7. Il dit aussi à celui qui l'avait invité : Lorsque vous donnerez à dîner ou à souper, n'y conviez ni vos amis, ni vos frères, ni vos parents, ni vos voisins qui seront riches, de peur qu'ils ne vous invitent ensuite à leur tour, et qu'ainsi ils ne vous rendent ce qu'ils avaient reçu de vous. - Mais lorsque vous faites un festin, conviez-y les pauvres, les estropiés, les boiteux et les aveugles ; - et vous serez heureux de ce qu'ils n'auront pas le moyen de vous le rendre ; car cela vous sera rendu dans la résurrection des justes. Un de ceux qui étaient à table, ayant entendu ces paroles, lui dit : Heureux celui qui mangera du pain dans le royaume de Dieu ! (Saint Luc, ch. XIV, v. de 12 à 15.)
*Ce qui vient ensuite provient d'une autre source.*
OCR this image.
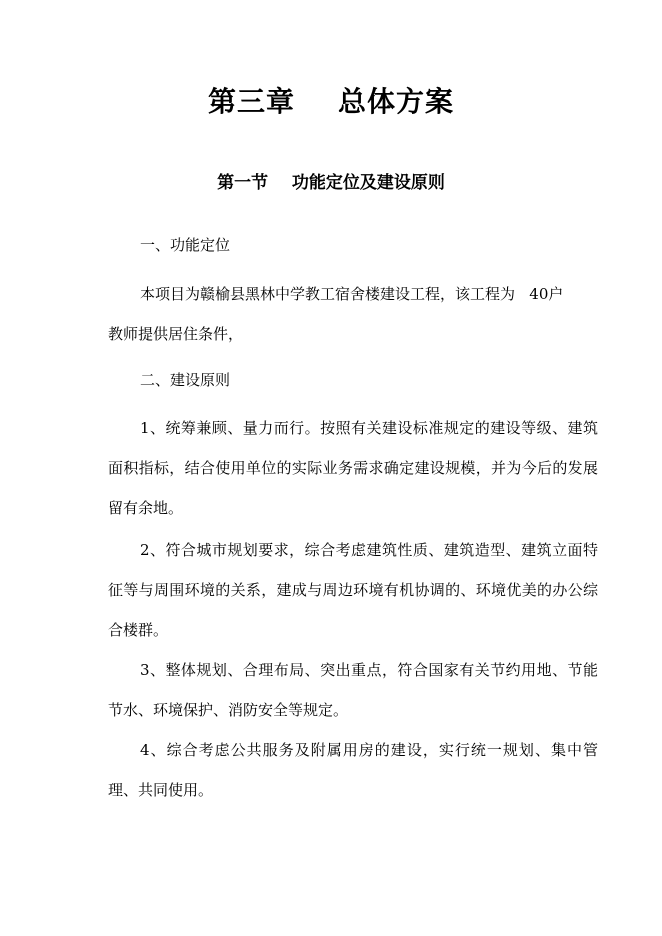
第三章    总体方案
第一节    功能定位及建设原则
一、功能定位
本项目为赣榆县黑林中学教工宿舍楼建设工程，该工程为   40户
教师提供居住条件，
二、建设原则
1、统筹兼顾、量力而行。按照有关建设标准规定的建设等级、建筑面积指标，结合使用单位的实际业务需求确定建设规模，并为今后的发展留有余地。
2、符合城市规划要求，综合考虑建筑性质、建筑造型、建筑立面特征等与周围环境的关系，建成与周边环境有机协调的、环境优美的办公综合楼群。
3、整体规划、合理布局、突出重点，符合国家有关节约用地、节能节水、环境保护、消防安全等规定。
4、综合考虑公共服务及附属用房的建设，实行统一规划、集中管理、共同使用。
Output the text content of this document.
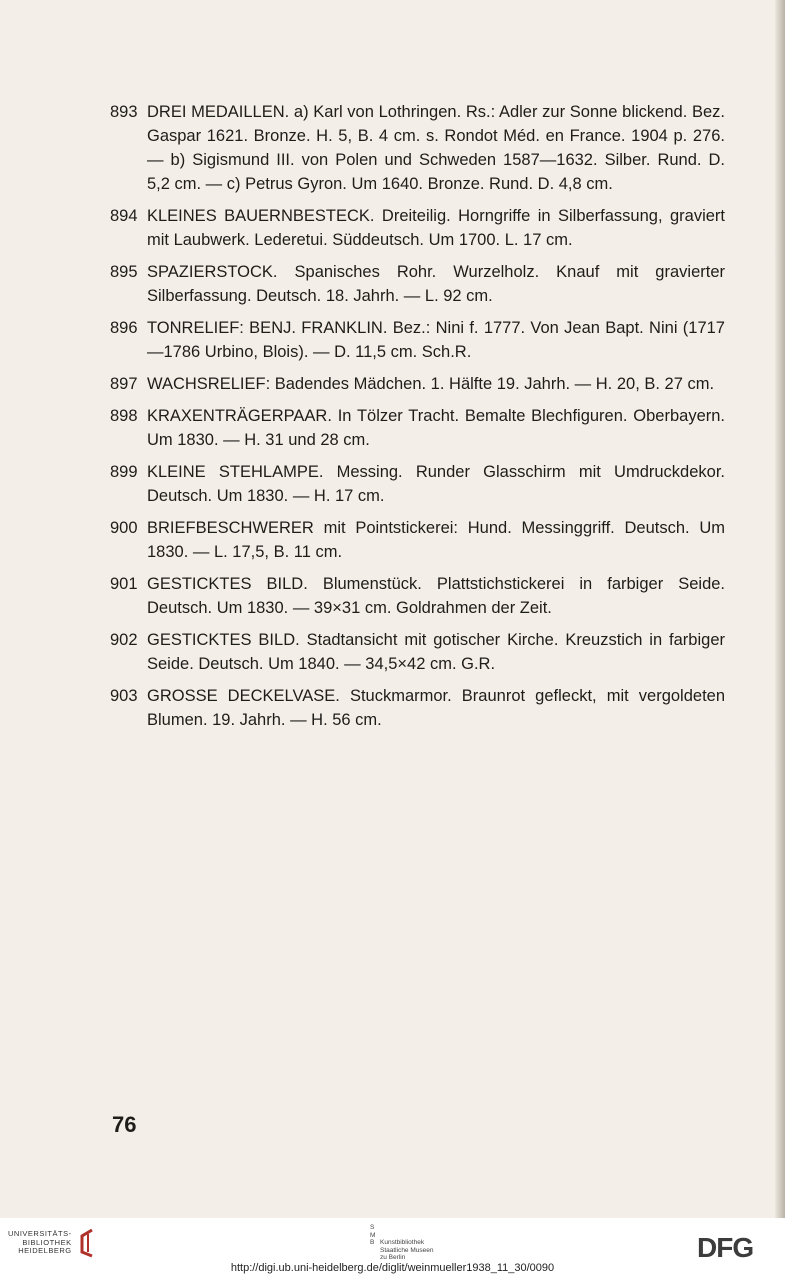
893 DREI MEDAILLEN. a) Karl von Lothringen. Rs.: Adler zur Sonne blickend. Bez. Gaspar 1621. Bronze. H. 5, B. 4 cm. s. Rondot Méd. en France. 1904 p. 276. — b) Sigismund III. von Polen und Schweden 1587—1632. Silber. Rund. D. 5,2 cm. — c) Petrus Gyron. Um 1640. Bronze. Rund. D. 4,8 cm.
894 KLEINES BAUERNBESTECK. Dreiteilig. Horngriffe in Silberfassung, graviert mit Laubwerk. Lederetui. Süddeutsch. Um 1700. L. 17 cm.
895 SPAZIERSTOCK. Spanisches Rohr. Wurzelholz. Knauf mit gravierter Silberfassung. Deutsch. 18. Jahrh. — L. 92 cm.
896 TONRELIEF: BENJ. FRANKLIN. Bez.: Nini f. 1777. Von Jean Bapt. Nini (1717—1786 Urbino, Blois). — D. 11,5 cm. Sch.R.
897 WACHSRELIEF: Badendes Mädchen. 1. Hälfte 19. Jahrh. — H. 20, B. 27 cm.
898 KRAXENTRÄGERPAAR. In Tölzer Tracht. Bemalte Blechfiguren. Oberbayern. Um 1830. — H. 31 und 28 cm.
899 KLEINE STEHLAMPE. Messing. Runder Glasschirm mit Umdruckdekor. Deutsch. Um 1830. — H. 17 cm.
900 BRIEFBESCHWERER mit Pointstickerei: Hund. Messinggriff. Deutsch. Um 1830. — L. 17,5, B. 11 cm.
901 GESTICKTES BILD. Blumenstück. Plattstichstickerei in farbiger Seide. Deutsch. Um 1830. — 39×31 cm. Goldrahmen der Zeit.
902 GESTICKTES BILD. Stadtansicht mit gotischer Kirche. Kreuzstich in farbiger Seide. Deutsch. Um 1840. — 34,5×42 cm. G.R.
903 GROSSE DECKELVASE. Stuckmarmor. Braunrot gefleckt, mit vergoldeten Blumen. 19. Jahrh. — H. 56 cm.
76
UNIVERSITÄTS-
BIBLIOTHEK
HEIDELBERG
S
M
B

Kunstbibliothek
Staatliche Museen
zu Berlin	DFG
http://digi.ub.uni-heidelberg.de/diglit/weinmueller1938_11_30/0090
8. «Lorsque vous faites un festin, dit Jésus, n'y conviez pas vos amis, mais les pauvres et les estropiés.» Ces paroles, absurdes, si on les prend à la lettre, sont sublimes si l'on en cherche l'esprit. Jésus ne peut avoir voulu dire qu'au lieu de ses amis il faut réunir à sa table les mendiants de la rue ; son langage était presque toujours figuré, et à des hommes incapables de comprendre les nuances délicates de la pensée, il fallait des images fortes, produisant l'effet des couleurs tranchantes. Le fond de sa pensée se révèle dans ces mots : «Vous serez heureux de ce qu'ils n'auront pas le moyen de vous le rendre ;» c'est dire qu'on ne doit point faire le bien en vue d'un retour, mais pour le seul plaisir de le faire. Pour donner une comparaison saisissante, il dit : Conviez à vos festins les pauvres, car vous savez que ceux-là ne pourront rien vous rendre ; et par festins il faut entendre, non les repas proprement dits, mais la participation à l'abondance dont vous jouissez. Cette parole peut cependant aussi recevoir son application dans un sens plus littéral. Que de gens n'invitent à leur table que ceux qui peuvent, comme ils le disent, leur faire honneur, ou qui peuvent les convier à leur tour ! D'autres, au contraire, trouvent de la satisfaction à recevoir ceux de leurs parents ou amis qui sont moins heureux ; or, qui est-ce qui n'en a pas parmi les siens ? C'est parfois leur rendre un grand service sans en avoir l'air. Ceux-là, sans aller recruter les aveugles et les estropiés, pratiquent la maxime de Jésus, s'ils le font par bienveillance, sans ostentation, et s'ils savent dissimuler le bienfait par une sincère cordialité.